When reusing one session for a single thread, I saw the performance got about 15% better, is this expected? On the other hand, when running two processes (two consumers), the hardware converter seems still do copying one after one and the consumed time just becomes double as one process.

Hi,
This looks to be optimal for running this use-case on TX2. Since the buffers are passed to another process through hardware converter, it should have better performance when comparing to using CPU.

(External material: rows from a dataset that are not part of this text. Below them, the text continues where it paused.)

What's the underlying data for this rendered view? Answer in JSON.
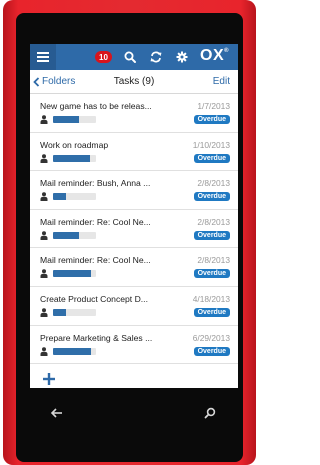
{
  "topbar": {
    "notification_count": "10",
    "logo_text": "OX",
    "logo_mark": "®"
  },
  "nav": {
    "back_label": "Folders",
    "title": "Tasks (9)",
    "edit_label": "Edit"
  },
  "tasks": [
    {
      "title": "New game has to be releas...",
      "date": "1/7/2013",
      "status": "Overdue",
      "progress": 0.6
    },
    {
      "title": "Work on roadmap",
      "date": "1/10/2013",
      "status": "Overdue",
      "progress": 0.85
    },
    {
      "title": "Mail reminder: Bush, Anna ...",
      "date": "2/8/2013",
      "status": "Overdue",
      "progress": 0.3
    },
    {
      "title": "Mail reminder: Re: Cool Ne...",
      "date": "2/8/2013",
      "status": "Overdue",
      "progress": 0.6
    },
    {
      "title": "Mail reminder: Re: Cool Ne...",
      "date": "2/8/2013",
      "status": "Overdue",
      "progress": 0.88
    },
    {
      "title": "Create Product Concept D...",
      "date": "4/18/2013",
      "status": "Overdue",
      "progress": 0.3
    },
    {
      "title": "Prepare Marketing & Sales ...",
      "date": "6/29/2013",
      "status": "Overdue",
      "progress": 0.88
    }
  ],
  "icons": {
    "menu": "menu-icon",
    "search": "search-icon",
    "refresh": "refresh-icon",
    "settings": "gear-icon",
    "back": "chevron-left-icon",
    "user": "user-icon",
    "add": "plus-icon",
    "hw_back": "back-arrow-icon",
    "hw_search": "search-icon"
  },
  "colors": {
    "phone_body": "#e42a30",
    "topbar": "#2e6aa8",
    "badge": "#d8141c",
    "overdue": "#1f79c2",
    "progress_fill": "#2f6ea9",
    "link": "#2e6aa8"
  }
}
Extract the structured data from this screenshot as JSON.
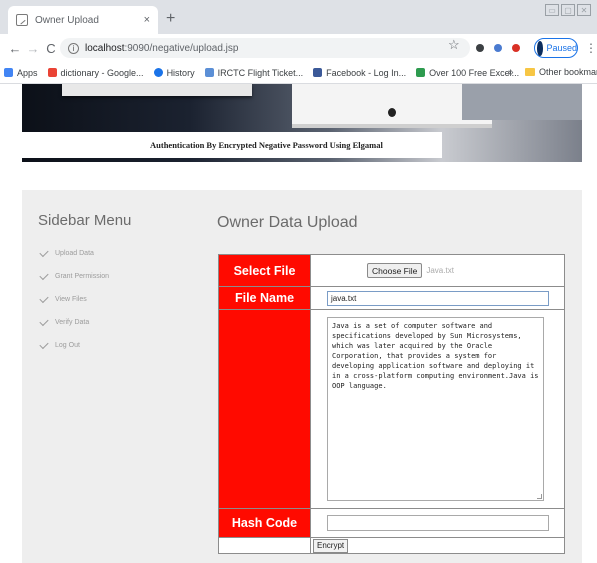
{
  "browser": {
    "tab_title": "Owner Upload",
    "tab_close": "×",
    "new_tab": "+",
    "window_controls": [
      "▭",
      "▢",
      "✕"
    ],
    "nav": {
      "back": "←",
      "forward": "→",
      "reload": "C"
    },
    "url_host": "localhost",
    "url_rest": ":9090/negative/upload.jsp",
    "star": "☆",
    "profile_label": "Paused",
    "menu": "⋮"
  },
  "bookmarks": {
    "items": [
      {
        "label": "Apps",
        "color": "#4285f4"
      },
      {
        "label": "dictionary - Google...",
        "color": "#ea4335"
      },
      {
        "label": "History",
        "color": "#1a73e8"
      },
      {
        "label": "IRCTC Flight Ticket...",
        "color": "#5b8fd6"
      },
      {
        "label": "Facebook - Log In...",
        "color": "#3b5998"
      },
      {
        "label": "Over 100 Free Excel...",
        "color": "#2e9b4f"
      }
    ],
    "more": "»",
    "other": "Other bookmarks"
  },
  "page": {
    "banner_caption": "Authentication By Encrypted Negative Password Using Elgamal",
    "sidebar": {
      "title": "Sidebar Menu",
      "items": [
        "Upload Data",
        "Grant Permission",
        "View Files",
        "Verify Data",
        "Log Out"
      ]
    },
    "main_title": "Owner Data Upload",
    "form": {
      "select_file_label": "Select File",
      "choose_file_button": "Choose File",
      "chosen_file": "Java.txt",
      "file_name_label": "File Name",
      "file_name_value": "java.txt",
      "content": "Java is a set of computer software and specifications developed by Sun Microsystems, which was later acquired by the Oracle Corporation, that provides a system for developing application software and deploying it in a cross-platform computing environment.Java is OOP language.",
      "hash_code_label": "Hash Code",
      "hash_code_value": "",
      "encrypt_button": "Encrypt"
    }
  },
  "colors": {
    "label_red": "#ff0a00",
    "content_bg": "#eeeeee"
  }
}
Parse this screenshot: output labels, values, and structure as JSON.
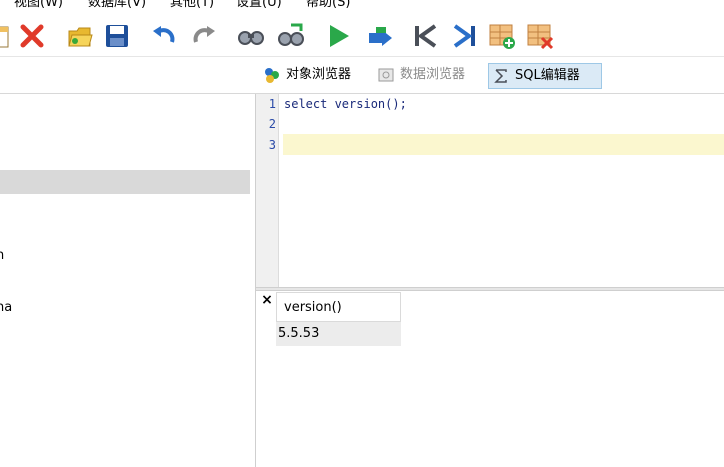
{
  "menubar": {
    "items": [
      "视图(W)",
      "数据库(V)",
      "其他(T)",
      "设置(U)",
      "帮助(S)"
    ]
  },
  "toolbar": {
    "buttons": [
      "new-doc-icon",
      "delete-icon",
      "open-folder-icon",
      "save-icon",
      "undo-icon",
      "redo-icon",
      "find-icon",
      "replace-icon",
      "run-icon",
      "step-icon",
      "first-icon",
      "last-icon",
      "add-row-icon",
      "delete-row-icon"
    ],
    "colors": {
      "red": "#e03a2a",
      "green": "#2aa84a",
      "blue": "#2a6fc9",
      "navy": "#1e4f9a"
    }
  },
  "view_tabs": [
    {
      "label": "对象浏览器",
      "icon": "object-browser-icon",
      "state": "normal"
    },
    {
      "label": "数据浏览器",
      "icon": "data-browser-icon",
      "state": "disabled"
    },
    {
      "label": "SQL编辑器",
      "icon": "sql-editor-icon",
      "state": "active"
    }
  ],
  "left_tree": {
    "items": [
      {
        "text": "n"
      },
      {
        "text": "na"
      }
    ]
  },
  "editor": {
    "line_numbers": [
      "1",
      "2",
      "3"
    ],
    "lines": [
      "select version();",
      "",
      ""
    ],
    "current_line_color": "#fbf7cf"
  },
  "results": {
    "close_label": "×",
    "columns": [
      "version()"
    ],
    "rows": [
      [
        "5.5.53"
      ]
    ]
  }
}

Actually my question is why do we need to copy buffer at all, why can we not use the received fd on consumer side directly? This buffer copying seems meaningless for me since producer already owns one same buffer. Or is there a way/an API that I can use the fd shared from producer directly, such as VPI or other methods?

Hi,
This is constraint in current implementation. Since the resolution is 4K, it is possible to hit bottleneck if there are multiple sources.

Hi,
Have checked with our teams and there is a new function in Jetpack 4.6.3(r32.7.3) called NvBufferImportFd(). If you can upgrade to the release, please check the definition in

/usr/src/jetson_multimedia_api/include/nvbuf_utils.h

And give it a try.

I’m using the following version, which should be newer than Jetpack 4.6.3(r32.7.3), but didn’t find this API NvBufferImportFd(). Was it removed in the later release?

NVIDIA Jetson AGX Orin
L4T 35.1.0 [ JetPack 5.0.2 ]
Ubuntu 20.04.4 LTS
Kernel Version: 5.10.104-tegra
CUDA 11.4.239
CUDA Architecture: NONE
OpenCV version: 4.5.4
OpenCV Cuda: NO
CUDNN: 8.4.1.50
TensorRT: 8.4.1.5
Vision Works: NOT_INSTALLED
VPI: 2.1.6
Vulcan: 1.3.203

Hi,
The topic is in category of Jetson TX2 so we thought you use TX2/Jetpack 4. This use-case is not supported yet on Orin/Jetpack 5. Since we have deprecated NvBuffer APIs on Jetpack 5, and replaced it with NvBufSurface APIs. The function of sharing NvBufSurface between processes is not supported on Jetpack 5.0.2. It is under development and planned to be enabled in future releases.

Seems like you can run NvBuffer APIs on Jetpack 5. However, this is not tested and recommended. It may not work properly in certain cases.

Ok, thanks a lot, hope to see this feature in the future release soon :)
I will close this topic for now.

This topic was automatically closed 14 days after the last reply. New replies are no longer allowed.